Under Illinois law, the age of consent for any type of sexual activity is usually 17 years. This means that anyone younger than 17 years cannot lawfully consent to any type of sex act that involves the touching of any sex organ. Even if the crime involves consensual sexual activity between two 16 year olds, both could be prosecuted and forced to register as sex offenders since they are both under the legal “age of consent.”
Sex crime laws with minors include:
If a person is an authority figure or supervisor, such as a teacher, church leader, or a coach, the age of consent becomes 18 years of age.
Violation of sexual assault laws in Illinois can result in four years to life in prison, depending on the circumstances and whether there were prior rape convictions. A third or subsequent offense is a Class 1 felony and may become a Class X felony, depending on circumstances.
The Illinois Criminal Code of 1961 – Article 10, deals with other crimes against minors.
When someone 18 years of age or older knowingly contacts or communicates electronically with a minor under 15 for an unlawful purpose or with the intent to persuade, lure or transport the minor without consent from the minor’s parent or legal guardian. The crime of luring a minor can be a Class B misdemeanor to a Class 2 felony, depending on circumstances.
This involves violations of the visitation, parenting time, or custody time provisions of a court order relating to child custody. It occurs when a person detains or conceals a child with the intent to deprive another person of visitation, parenting time, or custody time. Initial violations are considered to be petty offenses, but after two prior convictions of unlawful visitation interference, this becomes a Class A misdemeanor.
This occurs when someone knowingly gives shelter to a minor who is not emancipated, for more than 48 hours without the consent of the minor’s parent or guardian, and without notifying the local law enforcement authorities. Conviction is a Class A misdemeanor.
This occurs when, before or during the commission of a child abduction and with the intent to promote or facilitate such offense, a person intentionally aids or abets another in the planning or commission of child abduction, without trying to prevent it. Violation is a Class 4 felony.

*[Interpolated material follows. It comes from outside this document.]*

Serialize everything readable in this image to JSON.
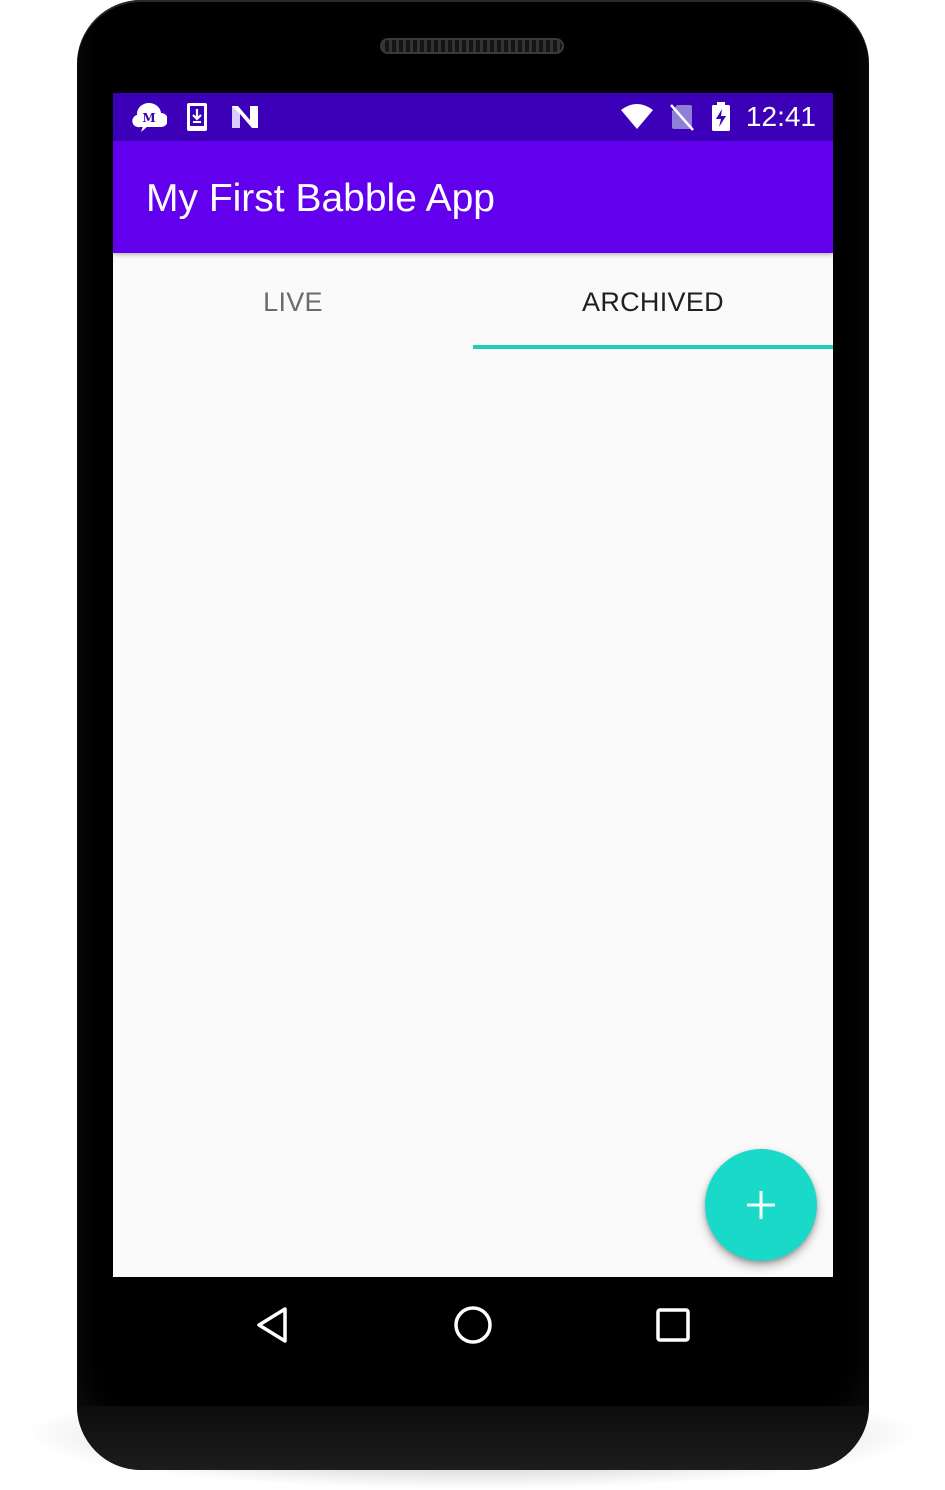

Defense to any sex crime or other crimes where the “victim” is under the age of consent is often that the accused had a valid reason to believe that the “victim” was of legal age. In cases involving luring of a minor, it may be argued that the minor needed assistance in an emergency situation.

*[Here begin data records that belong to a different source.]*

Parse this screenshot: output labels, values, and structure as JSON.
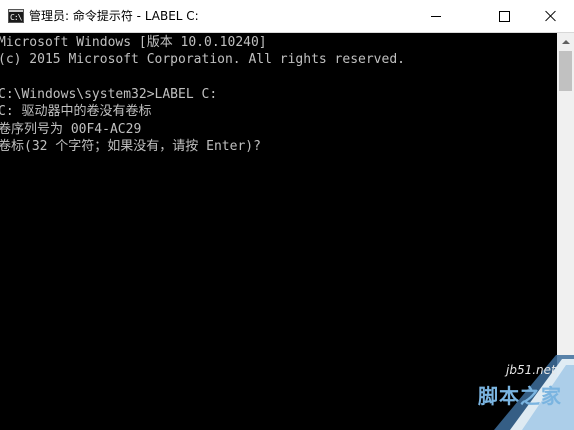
{
  "window": {
    "title": "管理员: 命令提示符 - LABEL  C:",
    "icon_text": "C:\\"
  },
  "title_buttons": {
    "minimize": "minimize-icon",
    "maximize": "maximize-icon",
    "close": "close-icon"
  },
  "console": {
    "lines": [
      "Microsoft Windows [版本 10.0.10240]",
      "(c) 2015 Microsoft Corporation. All rights reserved.",
      "",
      "C:\\Windows\\system32>LABEL C:",
      "C: 驱动器中的卷没有卷标",
      "卷序列号为 00F4-AC29",
      "卷标(32 个字符；如果没有，请按 Enter)?"
    ]
  },
  "watermark": {
    "url": "jb51.net",
    "name": "脚本之家"
  },
  "colors": {
    "console_bg": "#000000",
    "console_text": "#c0c0c0",
    "titlebar_bg": "#ffffff",
    "watermark_accent": "#7ab4e0"
  }
}
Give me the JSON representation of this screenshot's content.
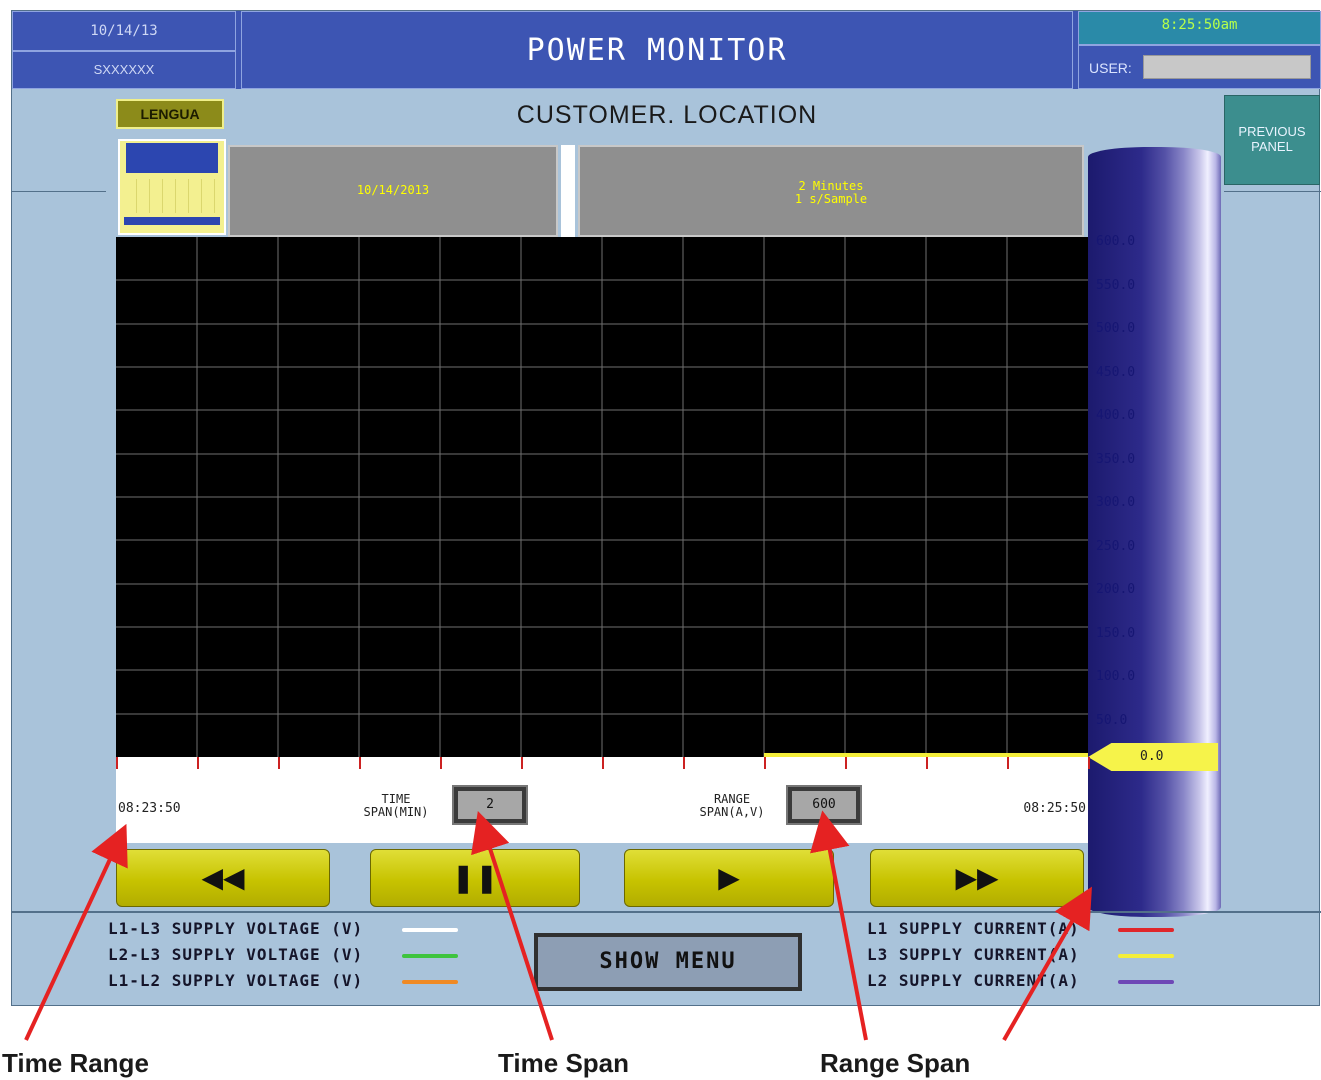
{
  "header": {
    "date": "10/14/13",
    "serial": "SXXXXXX",
    "title": "POWER MONITOR",
    "clock": "8:25:50am",
    "user_label": "USER:"
  },
  "top": {
    "lengua": "LENGUA",
    "location": "CUSTOMER. LOCATION",
    "previous_line1": "PREVIOUS",
    "previous_line2": "PANEL"
  },
  "display": {
    "date": "10/14/2013",
    "span_line1": "2 Minutes",
    "span_line2": "1 s/Sample"
  },
  "scale": {
    "labels": [
      "600.0",
      "550.0",
      "500.0",
      "450.0",
      "400.0",
      "350.0",
      "300.0",
      "250.0",
      "200.0",
      "150.0",
      "100.0",
      "50.0"
    ],
    "zero": "0.0"
  },
  "strip": {
    "start": "08:23:50",
    "end": "08:25:50",
    "time_span_line1": "TIME",
    "time_span_line2": "SPAN(MIN)",
    "time_span_value": "2",
    "range_span_line1": "RANGE",
    "range_span_line2": "SPAN(A,V)",
    "range_span_value": "600"
  },
  "controls": {
    "rewind": "◀◀",
    "pause": "❚❚",
    "play": "▶",
    "fast_forward": "▶▶"
  },
  "legend": {
    "left": [
      {
        "label": "L1-L3 SUPPLY VOLTAGE (V)",
        "color": "#ffffff"
      },
      {
        "label": "L2-L3 SUPPLY VOLTAGE (V)",
        "color": "#3ec43e"
      },
      {
        "label": "L1-L2 SUPPLY VOLTAGE (V)",
        "color": "#f08a24"
      }
    ],
    "right": [
      {
        "label": "L1 SUPPLY CURRENT(A)",
        "color": "#e0262a"
      },
      {
        "label": "L3 SUPPLY CURRENT(A)",
        "color": "#f4ee3a"
      },
      {
        "label": "L2 SUPPLY CURRENT(A)",
        "color": "#6e48b6"
      }
    ],
    "show_menu": "SHOW MENU"
  },
  "captions": {
    "time_range": "Time Range",
    "time_span": "Time Span",
    "range_span": "Range Span"
  },
  "colors": {
    "header_blue": "#3d55b3",
    "panel_bg": "#a9c3da",
    "button_yellow": "#c7c300",
    "annotation_arrow": "#e52222"
  }
}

In parental visitation cases, it is a defense if the act was committed to protect the child from imminent physical harm, if it was committed with the mutual consent of all parties, or if it was otherwise authorized by law.

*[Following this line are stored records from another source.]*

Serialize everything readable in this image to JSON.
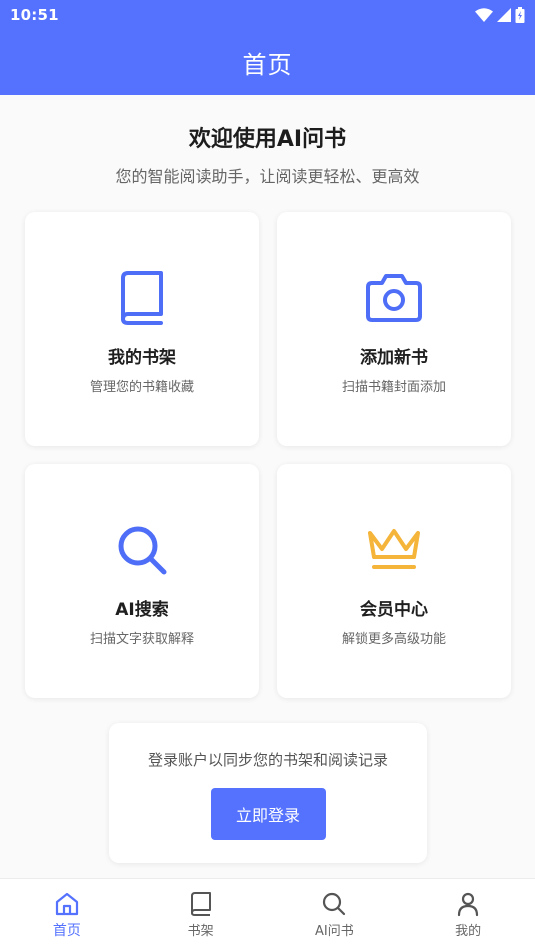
{
  "status_bar": {
    "time": "10:51"
  },
  "app_bar": {
    "title": "首页"
  },
  "welcome": {
    "title": "欢迎使用AI问书",
    "subtitle": "您的智能阅读助手，让阅读更轻松、更高效"
  },
  "cards": [
    {
      "title": "我的书架",
      "desc": "管理您的书籍收藏",
      "icon": "book-icon",
      "color": "#4f6ef7"
    },
    {
      "title": "添加新书",
      "desc": "扫描书籍封面添加",
      "icon": "camera-icon",
      "color": "#4f6ef7"
    },
    {
      "title": "AI搜索",
      "desc": "扫描文字获取解释",
      "icon": "search-icon",
      "color": "#4f6ef7"
    },
    {
      "title": "会员中心",
      "desc": "解锁更多高级功能",
      "icon": "crown-icon",
      "color": "#f5b43a"
    }
  ],
  "login": {
    "prompt": "登录账户以同步您的书架和阅读记录",
    "button": "立即登录"
  },
  "bottom_nav": [
    {
      "label": "首页",
      "icon": "home-icon",
      "active": true
    },
    {
      "label": "书架",
      "icon": "book-icon",
      "active": false
    },
    {
      "label": "AI问书",
      "icon": "search-icon",
      "active": false
    },
    {
      "label": "我的",
      "icon": "person-icon",
      "active": false
    }
  ],
  "colors": {
    "primary": "#5472fe",
    "crown": "#f5b43a",
    "inactive": "#555555"
  }
}
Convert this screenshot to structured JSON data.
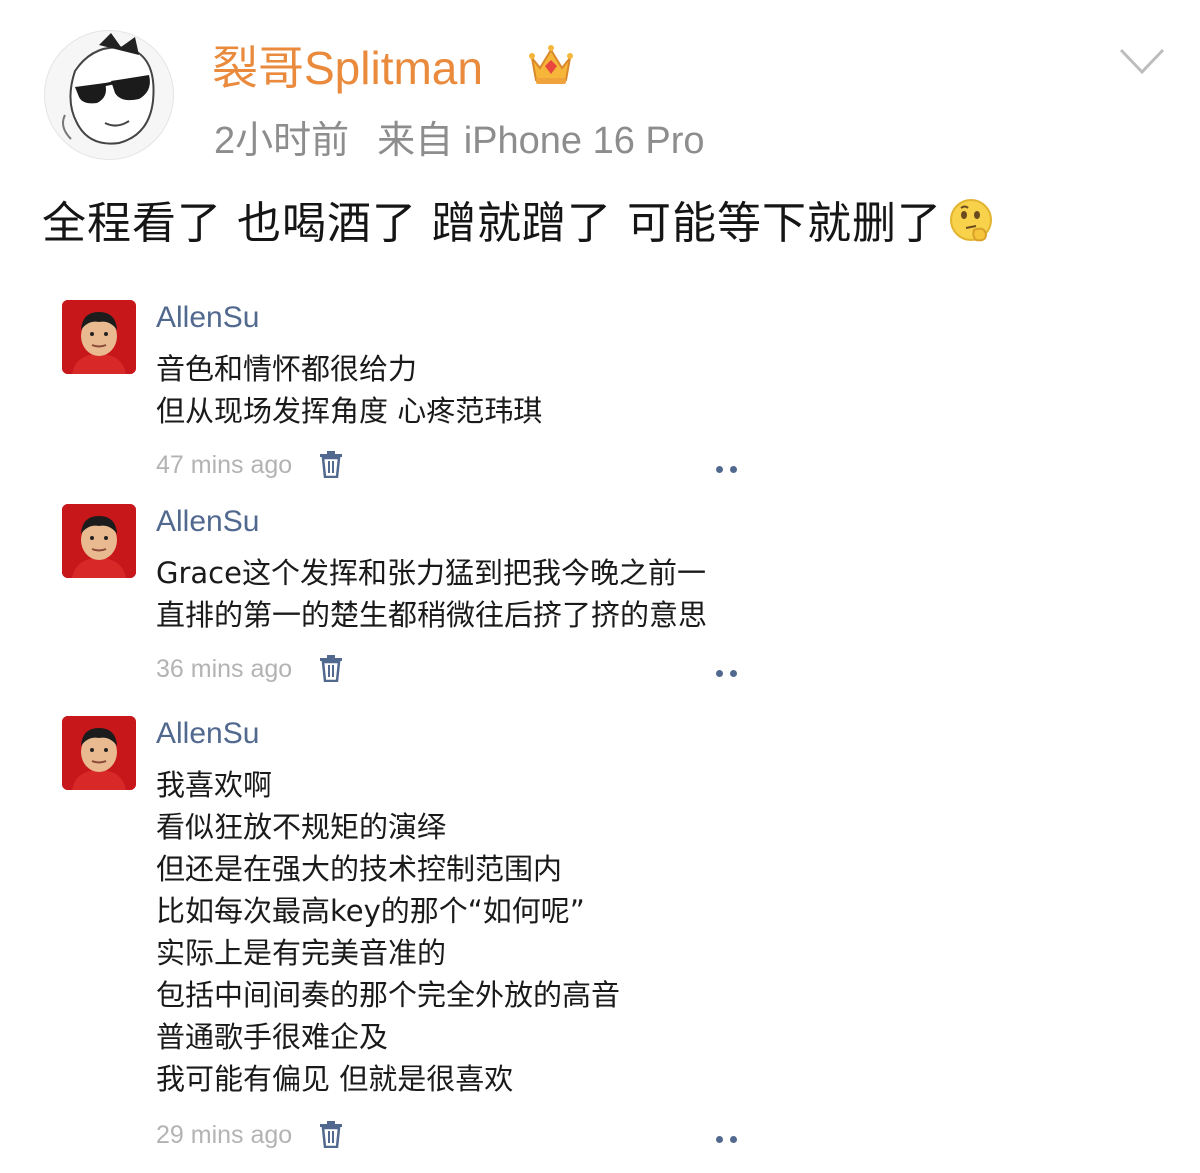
{
  "post": {
    "author": "裂哥Splitman",
    "author_badge_icon": "crown-icon",
    "time": "2小时前",
    "source": "来自 iPhone 16 Pro",
    "text": "全程看了 也喝酒了 蹭就蹭了 可能等下就删了",
    "emoji_icon": "thinking-emoji-icon",
    "author_name_color": "#e98a3c"
  },
  "comments": [
    {
      "name": "AllenSu",
      "lines": [
        "音色和情怀都很给力",
        "但从现场发挥角度 心疼范玮琪"
      ],
      "time": "47 mins ago"
    },
    {
      "name": "AllenSu",
      "lines": [
        "Grace这个发挥和张力猛到把我今晚之前一",
        "直排的第一的楚生都稍微往后挤了挤的意思"
      ],
      "time": "36 mins ago"
    },
    {
      "name": "AllenSu",
      "lines": [
        "我喜欢啊",
        "看似狂放不规矩的演绎",
        "但还是在强大的技术控制范围内",
        "比如每次最高key的那个“如何呢”",
        "实际上是有完美音准的",
        "包括中间间奏的那个完全外放的高音",
        "普通歌手很难企及",
        "我可能有偏见 但就是很喜欢"
      ],
      "time": "29 mins ago"
    }
  ],
  "colors": {
    "comment_name": "#51698e",
    "timestamp": "#b3b3b3",
    "avatar_bg": "#c8171b"
  }
}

Much of the evidence in age-of-consent cases may be circumstantial, and defenses will depend on the specific details of your case and the evidence available.
If you have been charged with any crime involving minors in Illinois, you need to hire the best criminal defense attorney that you can find. The experienced and seasoned Illinois criminal defense attorneys at Wolfe & Stec, Ltd. will examine the facts, the individuals involved, and the evidence available to determine the best approach to building a defense based on the unique details of your case.
We know the courts, the system, and the judges, and will tirelessly work with our clients throughout the criminal process to determine when to negotiate a plea bargain and when to take a case to trial. Our goal is always to minimize the negative impact of the situation and to focus on protecting your freedoms, liberties and rights.
We are aggressive litigators and will answer all your questions and make sure you fully understand the facts surrounding your case. We represent clients in DuPage County, Naperville, Aurora, Wheaton, Downers Grove and Bolingbrook, and the greater Chicagoland area.